Like most of you, I feel like I've been taken on a gut-wrenching roller coaster of financial boom & bust.
I'm sick to my stomach some days with the lack of stability in the markets over the last decade. It also drives me crazy that countries can print money and take other measures to inflate/deflate their monetary supply. It's crazy to think that hard earned work can be devalued at the whims of leaders (either elected or not-elected.)
I'm so angry that there doesn't seem to be a rational underpinning for our current economic models. This idea of markets and equilibrium is ridiculous. It should be immediately be thrown out and buried very deep underground.
So, one of my goals of this blog is to start over and see if it's possible to derive some sort of economic model that is grounded in physics. In fact, I'm hoping to start with the laws of non-equilibrium thermodynamics and see if it's possible to work out a sensible economic model. (I'll need help along the way, so please point me in the right direction and send me links to any papers already written on this subject. I've been doing some searching already and found a few interesting ones, especially a few by R. Ayers.)

So, here's the start:
I've been wondering recently whether it is possible to equate money with work. And I mean work in the physics definition of the word, which has units of kW*hr.

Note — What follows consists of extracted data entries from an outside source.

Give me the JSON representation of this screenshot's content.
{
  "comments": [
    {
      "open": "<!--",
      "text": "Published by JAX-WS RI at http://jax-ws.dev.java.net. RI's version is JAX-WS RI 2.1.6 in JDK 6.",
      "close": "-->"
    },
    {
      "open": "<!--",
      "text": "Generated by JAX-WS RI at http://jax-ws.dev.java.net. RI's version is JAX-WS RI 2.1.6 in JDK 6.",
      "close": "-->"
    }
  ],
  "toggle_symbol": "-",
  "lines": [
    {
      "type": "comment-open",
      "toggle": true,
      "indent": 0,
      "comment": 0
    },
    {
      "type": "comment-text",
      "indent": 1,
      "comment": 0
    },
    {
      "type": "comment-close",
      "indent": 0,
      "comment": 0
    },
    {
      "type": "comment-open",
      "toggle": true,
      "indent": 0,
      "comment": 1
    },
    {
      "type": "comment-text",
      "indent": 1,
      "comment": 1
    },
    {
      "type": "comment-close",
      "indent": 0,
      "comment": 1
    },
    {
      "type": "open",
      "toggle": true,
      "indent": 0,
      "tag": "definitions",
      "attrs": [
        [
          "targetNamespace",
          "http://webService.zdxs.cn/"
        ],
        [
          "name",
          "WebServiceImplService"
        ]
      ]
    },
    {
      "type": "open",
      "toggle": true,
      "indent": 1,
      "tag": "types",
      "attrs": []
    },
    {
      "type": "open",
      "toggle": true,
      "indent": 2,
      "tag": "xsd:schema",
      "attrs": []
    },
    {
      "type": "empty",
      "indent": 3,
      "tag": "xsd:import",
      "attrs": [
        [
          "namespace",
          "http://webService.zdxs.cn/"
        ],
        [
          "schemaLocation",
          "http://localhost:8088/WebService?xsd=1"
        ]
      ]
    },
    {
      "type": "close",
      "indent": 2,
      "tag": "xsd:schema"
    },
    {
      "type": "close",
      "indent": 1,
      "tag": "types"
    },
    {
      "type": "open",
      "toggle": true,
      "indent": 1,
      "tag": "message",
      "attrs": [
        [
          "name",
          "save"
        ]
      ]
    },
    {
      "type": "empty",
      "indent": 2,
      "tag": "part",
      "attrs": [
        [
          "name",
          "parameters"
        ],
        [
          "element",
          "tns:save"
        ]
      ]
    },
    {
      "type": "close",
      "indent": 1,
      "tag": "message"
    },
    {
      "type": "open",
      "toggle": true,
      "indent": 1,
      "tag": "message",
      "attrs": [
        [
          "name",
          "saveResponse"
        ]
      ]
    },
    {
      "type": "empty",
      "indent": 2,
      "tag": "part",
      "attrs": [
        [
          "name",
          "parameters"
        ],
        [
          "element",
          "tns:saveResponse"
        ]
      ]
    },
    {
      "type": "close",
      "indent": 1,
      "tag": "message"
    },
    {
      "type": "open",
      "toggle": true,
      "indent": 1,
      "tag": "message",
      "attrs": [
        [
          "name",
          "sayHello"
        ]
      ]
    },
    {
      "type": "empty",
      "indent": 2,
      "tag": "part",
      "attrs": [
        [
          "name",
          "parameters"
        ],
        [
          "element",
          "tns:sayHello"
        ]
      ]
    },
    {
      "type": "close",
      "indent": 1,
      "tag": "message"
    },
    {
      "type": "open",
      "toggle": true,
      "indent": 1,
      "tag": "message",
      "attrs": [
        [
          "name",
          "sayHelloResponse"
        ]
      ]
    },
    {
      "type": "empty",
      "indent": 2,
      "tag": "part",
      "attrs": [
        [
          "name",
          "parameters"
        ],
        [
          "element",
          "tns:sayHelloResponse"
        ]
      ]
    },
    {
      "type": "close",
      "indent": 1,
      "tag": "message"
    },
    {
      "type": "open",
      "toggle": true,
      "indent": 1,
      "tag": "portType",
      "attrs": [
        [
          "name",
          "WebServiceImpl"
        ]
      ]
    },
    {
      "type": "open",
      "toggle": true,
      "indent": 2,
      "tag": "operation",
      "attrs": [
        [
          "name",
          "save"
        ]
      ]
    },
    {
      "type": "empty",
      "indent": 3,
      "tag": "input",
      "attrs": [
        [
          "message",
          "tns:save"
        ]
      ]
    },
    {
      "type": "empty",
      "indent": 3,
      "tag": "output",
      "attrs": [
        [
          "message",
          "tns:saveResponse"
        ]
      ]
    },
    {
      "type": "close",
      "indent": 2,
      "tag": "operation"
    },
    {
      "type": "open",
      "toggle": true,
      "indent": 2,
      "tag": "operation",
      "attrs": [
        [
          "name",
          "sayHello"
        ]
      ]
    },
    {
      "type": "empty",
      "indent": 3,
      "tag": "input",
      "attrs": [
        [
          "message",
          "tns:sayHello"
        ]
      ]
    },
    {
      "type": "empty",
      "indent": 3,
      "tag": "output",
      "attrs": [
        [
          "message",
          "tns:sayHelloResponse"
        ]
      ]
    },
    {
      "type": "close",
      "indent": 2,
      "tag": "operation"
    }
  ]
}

This could be mechanical work (force*distance), electrical work (charge*voltage), gravitational (gravitational force*distance) or chemical work (negative of the change in Gibbs free energy).
What if we had a currency that was linked directly to how much work (kW*hrs) you could purchase? For example, when I go to the store and buy a box of oranges, the price of the box would say "2.50 kW*hrs."
I've thought about this for a while and it gets a little confusing, but I think that it straightens out in the end. The work is the amount of work needed to create the product, and this can vary because it includes the work (money) that the employees of the company get to make the product, which allows them to spend their work (money) on products.
Another source of confusion (and a very important one) is that the work you pay for is the work that goes into the product, not the work that comes out. The ratio of output work to input work is proportional to the return on investment.
For example, if I were to buy electricity, I would spend 10 kW*hr of money, but I may get 100 kW*hr of electricity (electrical work.) This means that the return on investment (work out vs. work in) for the power plant supplying me electricity is ten (10). I think that the work out to work in the past was closer to 50 for coal power plants. Wind power today is roughly 20, and I believe that solar PV is less than 10. When you buy electricity (work) in units of electricity (work), then it's really easy to see if you are getting a good return on investment.

Here are the reasons why I think that a work-based currency is particularly advantageous.

1) The government can't change the value of your money. You can always purchase 500 kW*hrs of work if you have a 500 kW*hr in the bank. (Remember that the 500 kW*hrs in the bank might be able to be invested so that it increases in value. For example, the bank may give you an interest rate of 4% per year because the bank takes your money and invests it on something that increases the amount of work (money) in the world.)
2) If the amount of work available in the world decreases (if for example OPEC lowers output of oil), it'll be obvious because there will be less money floating around. The connection between energy (work) and the economy will be obvious. You won't have people blaming recessions on the housing market when the real culprit is the diminished supply of oil (which lowers the work output to work input of so many processes, such as agriculture and transportation.)
3) Measuring the amount of work (money) per person is a sure-fire way of determining whether a country is growing economically. There's no fudge factors.
4) There would be no currency exchange between countries. You can't have a country messing around with their monetary supply to increase exports. A 5 kW*hr bill will buy 5kW*hr of work in Europe just as it will in the U.S. (Though, a 5 kW*hr bill will not buy the same amount of electricity in Europe as it will in the U.S. A 5 kW*hr bill in Europe may only buy you 50 kW*hr of electricity in Paris whereas it may buy you 150 kW*hrs in West Virgina because of the higher return on investment from coal power plants than solar/wind/nuclear/etc...)

So, those are the reasons why I'm in favor of a currency with the units of work (kW*hrs). Let me know if you can think of any disadvantages of using a work-based currency.

Thanks,
--Eddie

p.s. this blog should not be construed to be either for or against any particular source of energy. The actual energy return on energy investment (EROEI) for a given source of electricity changes daily. Also, it may not be fair to compare coal power plants with wind power plants on just EROEI unless we find a way to convert the externalities (pollution) from a power plant into units of work. For example, people talk about a CO2 market in which the externality (pollution) is given units of money (such as $20 / ton of CO2.) In the new currency, this might look like: XXX kW*hrs / ton of CO2. This amount of work / ton of CO2 would lower the net output of work from the power plant and would in turn lower the EROEI of the power plant.